Oireachtas Joint and Select Committees

Thursday, 4 April 2019

Joint Oireachtas Committee on Social Protection

Indecon Reports on Job Clubs and Local Employment Services: Minister for Employment Affairs and Social Protection

Photo of Alice-Mary HigginsAlice-Mary Higgins (Independent) | Oireachtas source

I apologise for arriving late to the meeting but I had to attend a debate in the Seanad. There is much that is very positive in the Indecon report and there is a detailed breakdown of what we already know from the different testimonies to the committee. I wish to focus on the benefits of the LES. I might mention JobPath but I will focus on the schemes we are reviewing.

The Minister will be aware that yesterday, I brought a public procurement Bill through Second Stage in the Seanad. It has a long journey ahead. What started my interest in that area was JobPath being proposed. I recall being told at the time by somebody from the Department - I was a civil society representative at the time - that we had to do it because of European directives. I looked at those directives, where they were coming from, how they were changing and saw that there was huge scope within them. While much of the analysis of the report is strong and robust, what emerged, and it emerged strongly in our hearings earlier this week, was that the recommendation that competitive open procurement should be considered felt like a non sequitur. The case was not made for it. In terms of the services of general interest, there is scope for the model of delivery we have at present to continue or to be enhanced. We do not necessarily need to move to an open procurement model. It is important that the Minister and the Department allow this model to be developed further. The ultimate test should be around the outcomes, and they should be monitored, but the competitive process has not always delivered the best outcomes for us.

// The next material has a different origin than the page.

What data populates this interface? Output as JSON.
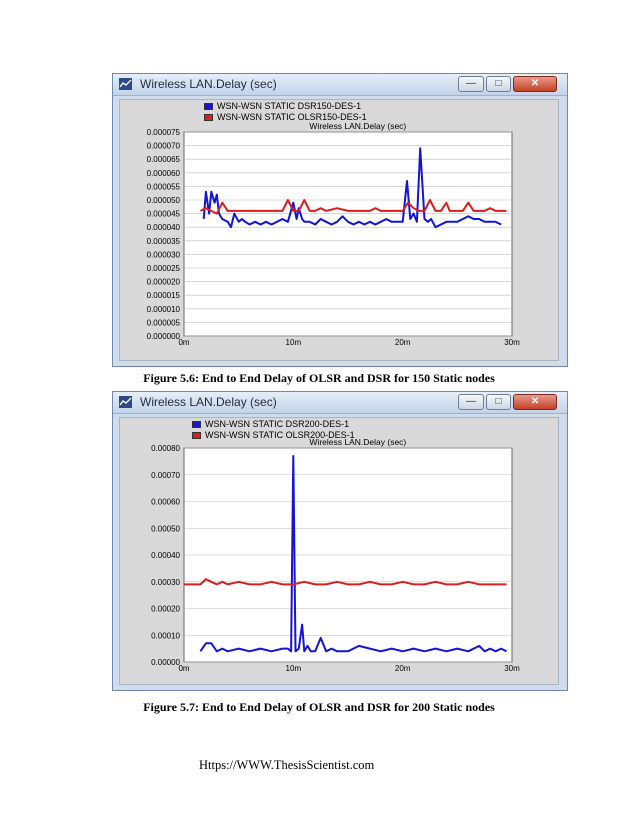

Certainly, some of the very blunt measures, such as the 30% target, do not capture some of the positive work that has been done. We know the LES have hit 28.8%. They are almost hitting the 30%. What struck me was that in both job clubs and the local employment services, that was the measure for over 30 hours. However, a huge number of people were also moving into perhaps less than 30 hours work. That was an important step for them in terms of their progression and building labour market attachment. It may have been persons who were also balancing caring and they were considering the 15 hours childcare. The way we measure it at present does not capture those who may only be working 20 hours or 15 hours, but that is an important step back into the market for them.

Another matter that strongly emerged from what we heard from the local employment services is the recognition that there are multiple other positive outcomes. Jobs are one outcome. I am aware that the Minister understands this issue because we have discussed it in the past. A return to education is also a positive outcome. That is not something for JobPath in its contract. The local employment services have made strong connections with universities and while it might not hit the 30% target that is a very important outcome. That texture of outcome and the responsiveness that local employment services have shown to a changing landscape are great strengths. When services are not for profit, they are able to be more responsive than services that have not only the Department to engage with as their client but also shareholders with projected income and returns. They do not have that flexibility.

The number of long-term unemployed has decreased, but there are other cohorts. There are people who may not be on the live register and people who may be parenting alone. They might have young children but may want to access services on a voluntary basis. I was struck, for example, that those who would probably be qualified adults in the system had found support from local employment services. That might be jobless households where somebody might not be on the register but who was able to engage and get supports in that regard. It is similar for people with disabilities and particular programmes in that respect. There is huge scope. Again, it is very important that this wider scope of potential interest in people who may have a slightly longer route to employment and may need particular supports is in a positive frame and not in a punitive or sanction-based frame. Local employment services can do that.

I called into the climate change committee meeting just as it went into public session and was voting. It was an interesting experience. One of the main issues debated was support in just transition for those in carbon-intensive industries as those change. People wanted to know that it was not simply going to be a JobPath model but a joined-up model. Again, the local employment services and the job clubs are exactly the type of measure and space for transitioning. They have said that they have had the scope in the past and could have it in the future for working with those who are not unemployed yet, who may be in precarious work or who may be in sectors that are down-scaling. That is a huge potential. I will not go into all the evidence of how they work. I am talking about the potential for the future. As the Chairman said, we face a new set of challenges. The local employment services and the job clubs are the appropriate tool for the complexity of what we face. We are in danger of losing some of that if we move to an open competitive model that is frozen in time when we sign up to a five-year contract and have a certain number of people attached. That flexibility in response could be lost. I believe we should scale these up.

My last point is on something that is very good about the model at present. I worked with Wexford Local Development and young rural unemployed people in the past. What was wonderful was that we listened collectively to those young people on how they felt the system could work better and what a rural Youth Guarantee might look like.

There was an openness, a social benefit and a conversation, which is different from feeling like an axe is hanging over one's head due to the number of CVs one has sent. People were feeding back and the system was responding. This is basically a paean to local employment services and job clubs, but they are what we need for the future. I hope that the Minister will tell us how this will translate into a scaling up and that she will address education links specifically.